The vote on Friday will see Poseidon Acquisition buy up the shares of Hong Kong and Vancouver-headquartered Atlas, an asset management firm that is the parent of container ship tonnage provider Seaspan Corp.
Atlas said the holders of the majority of its shares voted in favour of the deal, which will come as little surprise given that the Poseidon partners already control most of the company.
But the outfit also said a majority of unaffiliated investors also agreed to the merger deal, which will see Poseidon pay $15.50 per share.
Atlas said it still expects the deal to be completed in the first half of this year, potentially by the end of the first quarter.
“Based upon the current status of regulatory approvals, consents and other customary closing conditions the merger could close as early as March 31, 2023, subject to based upon the current status of all required conditions,” the company said.
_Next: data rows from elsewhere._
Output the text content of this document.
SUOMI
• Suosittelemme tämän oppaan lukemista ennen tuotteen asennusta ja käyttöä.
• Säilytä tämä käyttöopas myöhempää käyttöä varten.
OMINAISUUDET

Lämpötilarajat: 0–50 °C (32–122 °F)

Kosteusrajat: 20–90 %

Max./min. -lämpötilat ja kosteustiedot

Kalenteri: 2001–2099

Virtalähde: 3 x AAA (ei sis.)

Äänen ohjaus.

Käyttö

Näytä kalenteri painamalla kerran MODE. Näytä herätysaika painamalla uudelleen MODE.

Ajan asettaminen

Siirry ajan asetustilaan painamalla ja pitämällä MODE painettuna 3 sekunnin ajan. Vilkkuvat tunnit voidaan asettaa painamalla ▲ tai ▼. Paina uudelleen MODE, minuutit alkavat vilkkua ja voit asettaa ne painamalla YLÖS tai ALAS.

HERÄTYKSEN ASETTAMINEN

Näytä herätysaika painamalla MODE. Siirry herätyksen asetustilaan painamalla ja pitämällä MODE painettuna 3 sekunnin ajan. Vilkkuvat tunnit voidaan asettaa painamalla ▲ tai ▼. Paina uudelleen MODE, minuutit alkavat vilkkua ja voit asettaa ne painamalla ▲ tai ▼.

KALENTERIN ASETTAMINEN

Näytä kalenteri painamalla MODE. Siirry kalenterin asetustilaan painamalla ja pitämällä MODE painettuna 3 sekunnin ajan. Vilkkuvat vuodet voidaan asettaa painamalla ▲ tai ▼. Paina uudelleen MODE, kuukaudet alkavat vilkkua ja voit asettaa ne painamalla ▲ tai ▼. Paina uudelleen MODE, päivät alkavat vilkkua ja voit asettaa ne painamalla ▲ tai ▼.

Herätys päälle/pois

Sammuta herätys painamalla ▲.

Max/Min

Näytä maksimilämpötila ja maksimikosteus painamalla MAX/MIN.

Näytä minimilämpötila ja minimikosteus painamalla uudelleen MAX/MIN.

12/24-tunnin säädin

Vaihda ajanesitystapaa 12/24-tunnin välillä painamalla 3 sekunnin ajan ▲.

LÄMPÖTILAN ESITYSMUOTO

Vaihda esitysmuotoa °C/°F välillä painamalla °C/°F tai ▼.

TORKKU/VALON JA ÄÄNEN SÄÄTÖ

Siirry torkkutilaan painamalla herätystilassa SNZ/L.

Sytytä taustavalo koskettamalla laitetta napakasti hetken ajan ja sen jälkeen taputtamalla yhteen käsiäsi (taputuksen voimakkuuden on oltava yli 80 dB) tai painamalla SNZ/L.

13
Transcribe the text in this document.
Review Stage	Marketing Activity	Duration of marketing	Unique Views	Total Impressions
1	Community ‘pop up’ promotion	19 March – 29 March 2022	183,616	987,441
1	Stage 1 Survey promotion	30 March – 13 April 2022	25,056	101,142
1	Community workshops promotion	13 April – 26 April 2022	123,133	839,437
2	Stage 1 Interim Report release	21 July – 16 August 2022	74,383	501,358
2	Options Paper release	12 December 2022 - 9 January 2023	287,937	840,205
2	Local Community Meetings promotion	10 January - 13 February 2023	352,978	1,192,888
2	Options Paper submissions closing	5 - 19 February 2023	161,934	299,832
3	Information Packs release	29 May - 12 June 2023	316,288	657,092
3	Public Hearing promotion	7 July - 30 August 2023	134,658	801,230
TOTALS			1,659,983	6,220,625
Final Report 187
Poseidon’s shareholders include affiliates of Fairfax Financial Holdings, the Washington family and Atlas chairman David Sokol, which together already owned 68% of the company when Prem Watsa-controlled Fairfax spent $78.7m this month to exercise warrants to buy more Atlas shares.
Ocean Network Express — the Singapore-based container ship operation of Japan’s Mitsui OSK Lines, NYK Line and K Line — is also participating in the bid.
Poseidon first proposed in August to buy up Atlas for $14.45 per share.
Atlas recently disclosed, in an effort to head off potential litigation over the merger, the reasons why a special committee was set up to review the initial offer.
“The special committee’s determination to reject the initial consortium proposal was based in part on its belief that the contracted revenue stream and newbuild orderbook of the company would yield a cash flow profile for Seaspan that would produce value in excess of the initial consortium proposal,” Atlas said.